Касается пальцами моего подбородка, поднимает его, заставляя меня посмотреть в глаза, полные любви, и касается губами моих губ со всей нежностью, на какую только может быть способен мужчина. И мы вдруг целуемся так, будто с той самой вечеринки никто нас и не прерывал. Будто не было этого глупого расставания и всего остального. Целуемся неистово, как сумасшедшие, как голодные, как потерявшие и вдруг вновь обретшие друг друга люди. Задыхаемся, но продолжаем целоваться снова и снова.
— Люблю… — Бормочу на шумном выдохе, когда его губы начинают ласкать мою шею, а руки скользят вниз по моей спине.
Мне так хорошо. Словно дома. Так радостно, что теперь я — не половинка, теперь я — целое. Вместе с ним. Полноценное, живое, счастливое целое. О, Боже, мне так нравится чувствовать себя слабой в его сильных мужских руках.
— Люблю… Безумно просто люблю… До одури… — Отвечает Паша, крепко прижимая меня к себе и стягивая вниз платье. Останавливается на секунду и смотрит мне в глаза. Его зрачки расширены, взгляд наполнен безумием, губы пылают. — А нам… — Громко сглатывает. — Нам… можно?
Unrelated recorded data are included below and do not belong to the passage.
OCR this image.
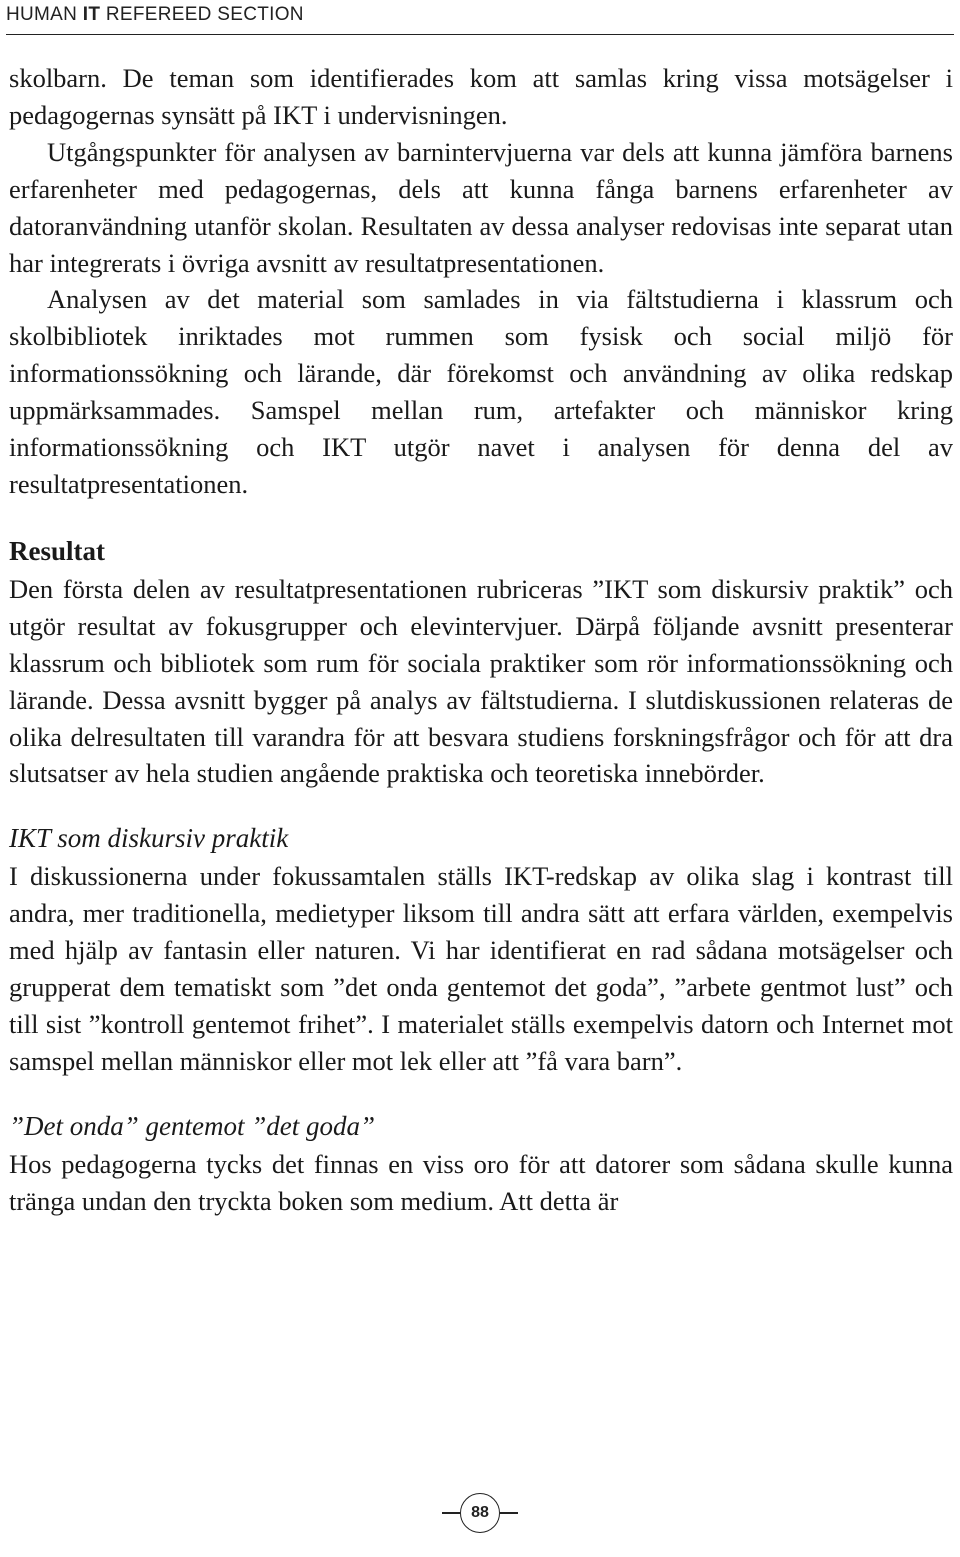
HUMAN IT REFEREED SECTION

skolbarn. De teman som identifierades kom att samlas kring vissa motsägelser i pedagogernas synsätt på IKT i undervisningen.

Utgångspunkter för analysen av barnintervjuerna var dels att kunna jämföra barnens erfarenheter med pedagogernas, dels att kunna fånga barnens erfarenheter av datoranvändning utanför skolan. Resultaten av dessa analyser redovisas inte separat utan har integrerats i övriga avsnitt av resultatpresentationen.

Analysen av det material som samlades in via fältstudierna i klassrum och skolbibliotek inriktades mot rummen som fysisk och social miljö för informationssökning och lärande, där förekomst och användning av olika redskap uppmärksammades. Samspel mellan rum, artefakter och människor kring informationssökning och IKT utgör navet i analysen för denna del av resultatpresentationen.

Resultat

Den första delen av resultatpresentationen rubriceras ”IKT som diskursiv praktik” och utgör resultat av fokusgrupper och elevintervjuer. Därpå följande avsnitt presenterar klassrum och bibliotek som rum för sociala praktiker som rör informationssökning och lärande. Dessa avsnitt bygger på analys av fältstudierna. I slutdiskussionen relateras de olika delresultaten till varandra för att besvara studiens forskningsfrågor och för att dra slutsatser av hela studien angående praktiska och teoretiska innebörder.

IKT som diskursiv praktik

I diskussionerna under fokussamtalen ställs IKT-redskap av olika slag i kontrast till andra, mer traditionella, medietyper liksom till andra sätt att erfara världen, exempelvis med hjälp av fantasin eller naturen. Vi har identifierat en rad sådana motsägelser och grupperat dem tematiskt som ”det onda gentemot det goda”, ”arbete gentmot lust” och till sist ”kontroll gentemot frihet”. I materialet ställs exempelvis datorn och Internet mot samspel mellan människor eller mot lek eller att ”få vara barn”.

”Det onda” gentemot ”det goda”

Hos pedagogerna tycks det finnas en viss oro för att datorer som sådana skulle kunna tränga undan den tryckta boken som medium. Att detta är

88
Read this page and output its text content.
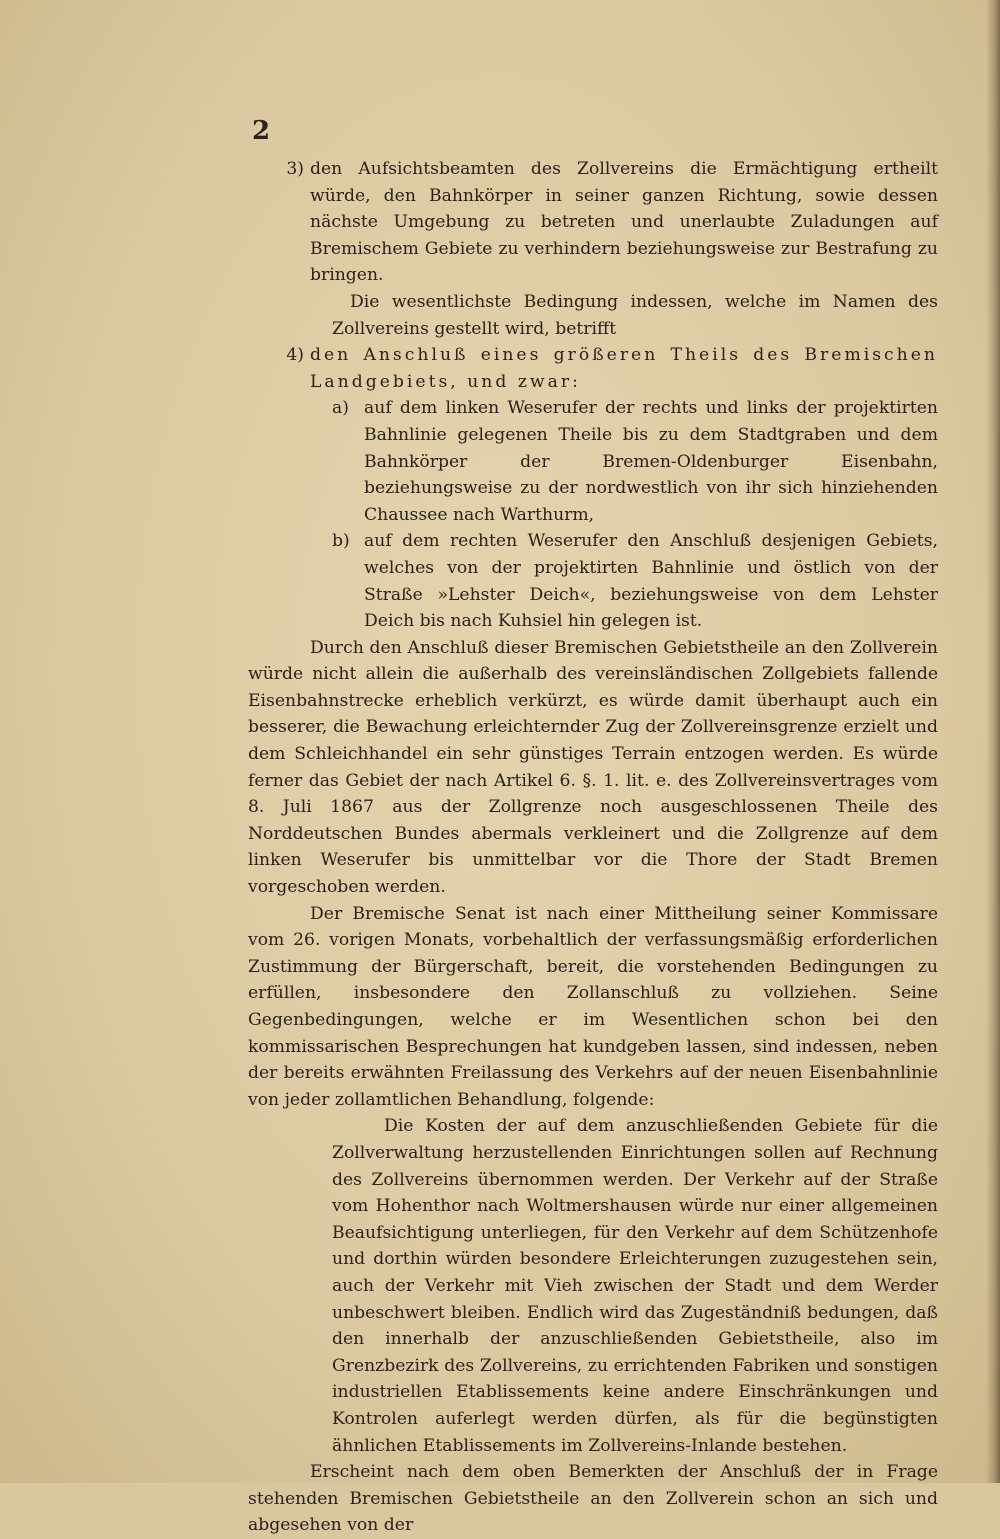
2
3) den Aufsichtsbeamten des Zollvereins die Ermächtigung ertheilt würde, den Bahnkörper in seiner ganzen Richtung, sowie dessen nächste Umgebung zu betreten und unerlaubte Zuladungen auf Bremischem Gebiete zu verhindern beziehungsweise zur Bestrafung zu bringen.

Die wesentlichste Bedingung indessen, welche im Namen des Zollvereins gestellt wird, betrifft

4) den Anschluß eines größeren Theils des Bremischen Landgebiets, und zwar:
a) auf dem linken Weserufer der rechts und links der projektirten Bahnlinie gelegenen Theile bis zu dem Stadtgraben und dem Bahnkörper der Bremen-Oldenburger Eisenbahn, beziehungsweise zu der nordwestlich von ihr sich hinziehenden Chaussee nach Warthurm,
b) auf dem rechten Weserufer den Anschluß desjenigen Gebiets, welches von der projektirten Bahnlinie und östlich von der Straße »Lehster Deich«, beziehungsweise von dem Lehster Deich bis nach Kuhsiel hin gelegen ist.

Durch den Anschluß dieser Bremischen Gebietstheile an den Zollverein würde nicht allein die außerhalb des vereinsländischen Zollgebiets fallende Eisenbahnstrecke erheblich verkürzt, es würde damit überhaupt auch ein besserer, die Bewachung erleichternder Zug der Zollvereinsgrenze erzielt und dem Schleichhandel ein sehr günstiges Terrain entzogen werden. Es würde ferner das Gebiet der nach Artikel 6. §. 1. lit. e. des Zollvereinsvertrages vom 8. Juli 1867 aus der Zollgrenze noch ausgeschlossenen Theile des Norddeutschen Bundes abermals verkleinert und die Zollgrenze auf dem linken Weserufer bis unmittelbar vor die Thore der Stadt Bremen vorgeschoben werden.

Der Bremische Senat ist nach einer Mittheilung seiner Kommissare vom 26. vorigen Monats, vorbehaltlich der verfassungsmäßig erforderlichen Zustimmung der Bürgerschaft, bereit, die vorstehenden Bedingungen zu erfüllen, insbesondere den Zollanschluß zu vollziehen. Seine Gegenbedingungen, welche er im Wesentlichen schon bei den kommissarischen Besprechungen hat kundgeben lassen, sind indessen, neben der bereits erwähnten Freilassung des Verkehrs auf der neuen Eisenbahnlinie von jeder zollamtlichen Behandlung, folgende:

Die Kosten der auf dem anzuschließenden Gebiete für die Zollverwaltung herzustellenden Einrichtungen sollen auf Rechnung des Zollvereins übernommen werden. Der Verkehr auf der Straße vom Hohenthor nach Woltmershausen würde nur einer allgemeinen Beaufsichtigung unterliegen, für den Verkehr auf dem Schützenhofe und dorthin würden besondere Erleichterungen zuzugestehen sein, auch der Verkehr mit Vieh zwischen der Stadt und dem Werder unbeschwert bleiben. Endlich wird das Zugeständniß bedungen, daß den innerhalb der anzuschließenden Gebietstheile, also im Grenzbezirk des Zollvereins, zu errichtenden Fabriken und sonstigen industriellen Etablissements keine andere Einschränkungen und Kontrolen auferlegt werden dürfen, als für die begünstigten ähnlichen Etablissements im Zollvereins-Inlande bestehen.

Erscheint nach dem oben Bemerkten der Anschluß der in Frage stehenden Bremischen Gebietstheile an den Zollverein schon an sich und abgesehen von der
Из моей груди вырывается стон. Чувствую, что тело вот-вот взорвется. Какой же он красивый. Какой мой. И как можно было так долго жить вдали друг от друга? Это же сумасшествие. Вот так правильно, вот так единственно возможно. Выгибаю спину, притягиваю его к себе:
— Нам не можно, нам нужно…
Маша
Единственное, в чем мы сошлись сразу и единогласно: нам не нужна классическая свадьба с глупыми выкупами, вешаньем замков на мосту, народными гуляниями и криками «Горько!». Огорченные сим фактом родители поставили свое условие — белое платье на невесте, строгий костюм на женихе. Мы выполнили его слово в слово.